Evidence for antimuscarinic acetylcholine receptor antibody-mediated secretory dysfunction in NOD mice

Abstract

Objective Antibodies directed against general and specific target‐organ autoantigens are present in the sera of human patients and animal models with autoimmune disease. The relevance of these autoantibodies to the disease process remains ambiguous in most cases. In autoimmune exocrinopathy (Sjögren's syndrome), autoantibodies to the intracellular nuclear proteins SSA/Ro and SSB/La, as well as the cell surface muscarinic cholinergic receptor (M₃) are observed. To evaluate the potential role of these factors in the loss of secretory function of exocrine tissues, a panel of monoclonal and polyclonal antibodies was developed for passive transfer into the NOD animal model. Methods Monoclonal antibodies to mouse SSB/La, rat M₃ receptor, and a rabbit polyclonal anti–parotid secretory protein antibody were obtained for this study. These antibody reagents were subsequently infused into NOD‐scid mice. Saliva flow rates were subsequently monitored over a 72‐hour period. Submandibular gland lysates were examined by Western blotting for alteration of the distribution of the water channel protein aquaporin (AQP). Results Evaluation of the secretory response indicated that only antibodies directed toward the extracellular domains of the M₃ receptor were capable of mediating the exocrine dysfunction aspect of the clinical pathology of the autoimmune disease. In vitro stimulation with a muscarinic agonist of submandibular gland cells isolated from mice treated with anti‐M₃ antibody, but not saline or the isotype control, failed to translocate AQP to the plasma membrane.

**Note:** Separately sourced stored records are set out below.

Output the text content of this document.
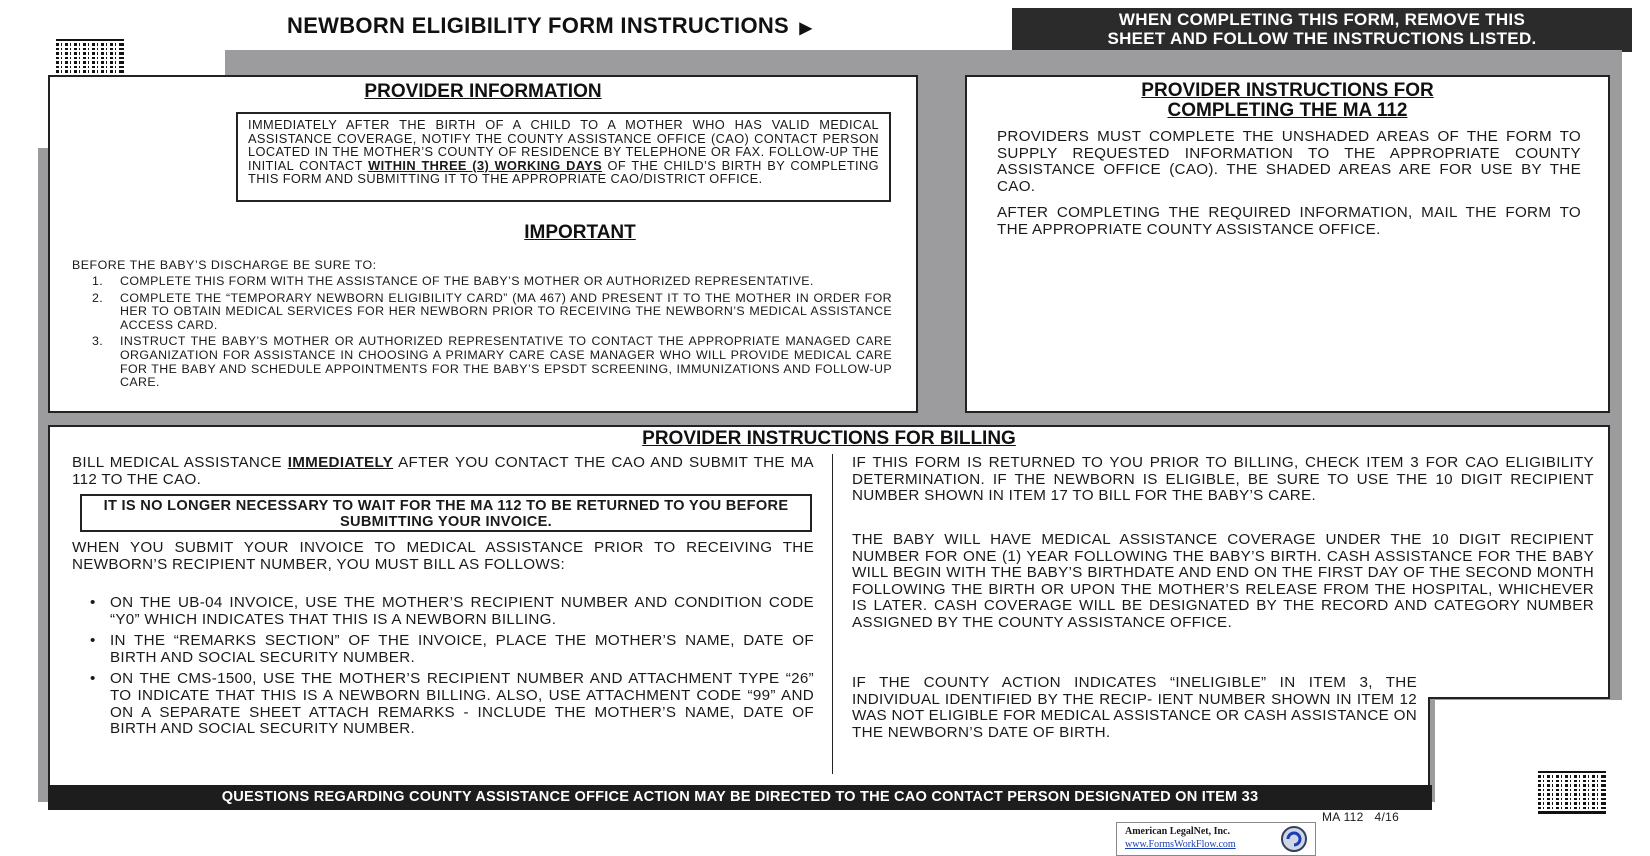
NEWBORN ELIGIBILITY FORM INSTRUCTIONS ▶	WHEN COMPLETING THIS FORM, REMOVE THIS
SHEET AND FOLLOW THE INSTRUCTIONS LISTED.
PROVIDER INFORMATION
IMMEDIATELY AFTER THE BIRTH OF A CHILD TO A MOTHER WHO HAS VALID MEDICAL ASSISTANCE COVERAGE, NOTIFY THE COUNTY ASSISTANCE OFFICE (CAO) CONTACT PERSON LOCATED IN THE MOTHER’S COUNTY OF RESIDENCE BY TELEPHONE OR FAX. FOLLOW-UP THE INITIAL CONTACT WITHIN THREE (3) WORKING DAYS OF THE CHILD’S BIRTH BY COMPLETING THIS FORM AND SUBMITTING IT TO THE APPROPRIATE CAO/DISTRICT OFFICE.
IMPORTANT
BEFORE THE BABY’S DISCHARGE BE SURE TO:
1. COMPLETE THIS FORM WITH THE ASSISTANCE OF THE BABY’S MOTHER OR AUTHORIZED REPRESENTATIVE.
2. COMPLETE THE “TEMPORARY NEWBORN ELIGIBILITY CARD” (MA 467) AND PRESENT IT TO THE MOTHER IN ORDER FOR HER TO OBTAIN MEDICAL SERVICES FOR HER NEWBORN PRIOR TO RECEIVING THE NEWBORN’S MEDICAL ASSISTANCE ACCESS CARD.
3. INSTRUCT THE BABY’S MOTHER OR AUTHORIZED REPRESENTATIVE TO CONTACT THE APPROPRIATE MANAGED CARE ORGANIZATION FOR ASSISTANCE IN CHOOSING A PRIMARY CARE CASE MANAGER WHO WILL PROVIDE MEDICAL CARE FOR THE BABY AND SCHEDULE APPOINTMENTS FOR THE BABY’S EPSDT SCREENING, IMMUNIZATIONS AND FOLLOW-UP CARE.
PROVIDER INSTRUCTIONS FOR
COMPLETING THE MA 112
PROVIDERS MUST COMPLETE THE UNSHADED AREAS OF THE FORM TO SUPPLY REQUESTED INFORMATION TO THE APPROPRIATE COUNTY ASSISTANCE OFFICE (CAO). THE SHADED AREAS ARE FOR USE BY THE CAO.
AFTER COMPLETING THE REQUIRED INFORMATION, MAIL THE FORM TO THE APPROPRIATE COUNTY ASSISTANCE OFFICE.
PROVIDER INSTRUCTIONS FOR BILLING
BILL MEDICAL ASSISTANCE IMMEDIATELY AFTER YOU CONTACT THE CAO AND SUBMIT THE MA 112 TO THE CAO.
IT IS NO LONGER NECESSARY TO WAIT FOR THE MA 112 TO BE RETURNED TO YOU BEFORE SUBMITTING YOUR INVOICE.
WHEN YOU SUBMIT YOUR INVOICE TO MEDICAL ASSISTANCE PRIOR TO RECEIVING THE NEWBORN’S RECIPIENT NUMBER, YOU MUST BILL AS FOLLOWS:
• ON THE UB-04 INVOICE, USE THE MOTHER’S RECIPIENT NUMBER AND CONDITION CODE “Y0” WHICH INDICATES THAT THIS IS A NEWBORN BILLING.
• IN THE “REMARKS SECTION” OF THE INVOICE, PLACE THE MOTHER’S NAME, DATE OF BIRTH AND SOCIAL SECURITY NUMBER.
• ON THE CMS-1500, USE THE MOTHER’S RECIPIENT NUMBER AND ATTACHMENT TYPE “26” TO INDICATE THAT THIS IS A NEWBORN BILLING. ALSO, USE ATTACHMENT CODE “99” AND ON A SEPARATE SHEET ATTACH REMARKS - INCLUDE THE MOTHER’S NAME, DATE OF BIRTH AND SOCIAL SECURITY NUMBER.
IF THIS FORM IS RETURNED TO YOU PRIOR TO BILLING, CHECK ITEM 3 FOR CAO ELIGIBILITY DETERMINATION. IF THE NEWBORN IS ELIGIBLE, BE SURE TO USE THE 10 DIGIT RECIPIENT NUMBER SHOWN IN ITEM 17 TO BILL FOR THE BABY’S CARE.
THE BABY WILL HAVE MEDICAL ASSISTANCE COVERAGE UNDER THE 10 DIGIT RECIPIENT NUMBER FOR ONE (1) YEAR FOLLOWING THE BABY’S BIRTH. CASH ASSISTANCE FOR THE BABY WILL BEGIN WITH THE BABY’S BIRTHDATE AND END ON THE FIRST DAY OF THE SECOND MONTH FOLLOWING THE BIRTH OR UPON THE MOTHER’S RELEASE FROM THE HOSPITAL, WHICHEVER IS LATER. CASH COVERAGE WILL BE DESIGNATED BY THE RECORD AND CATEGORY NUMBER ASSIGNED BY THE COUNTY ASSISTANCE OFFICE.
IF THE COUNTY ACTION INDICATES “INELIGIBLE” IN ITEM 3, THE INDIVIDUAL IDENTIFIED BY THE RECIP- IENT NUMBER SHOWN IN ITEM 12 WAS NOT ELIGIBLE FOR MEDICAL ASSISTANCE OR CASH ASSISTANCE ON THE NEWBORN’S DATE OF BIRTH.
QUESTIONS REGARDING COUNTY ASSISTANCE OFFICE ACTION MAY BE DIRECTED TO THE CAO CONTACT PERSON DESIGNATED ON ITEM 33
MA 112 4/16
American LegalNet, Inc.
www.FormsWorkFlow.com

Conclusion These findings define a clear role for the humoral immune response and the targeting of the cell surface M₃ signal transduction receptor as primary events in the development of clinical symptoms of autoimmune exocrinopathy. Furthermore, the anti‐M₃ receptor activity may negatively affect the secretory response through perturbation of normal signal transduction events, leading to translocation of the epithelial cell water channel.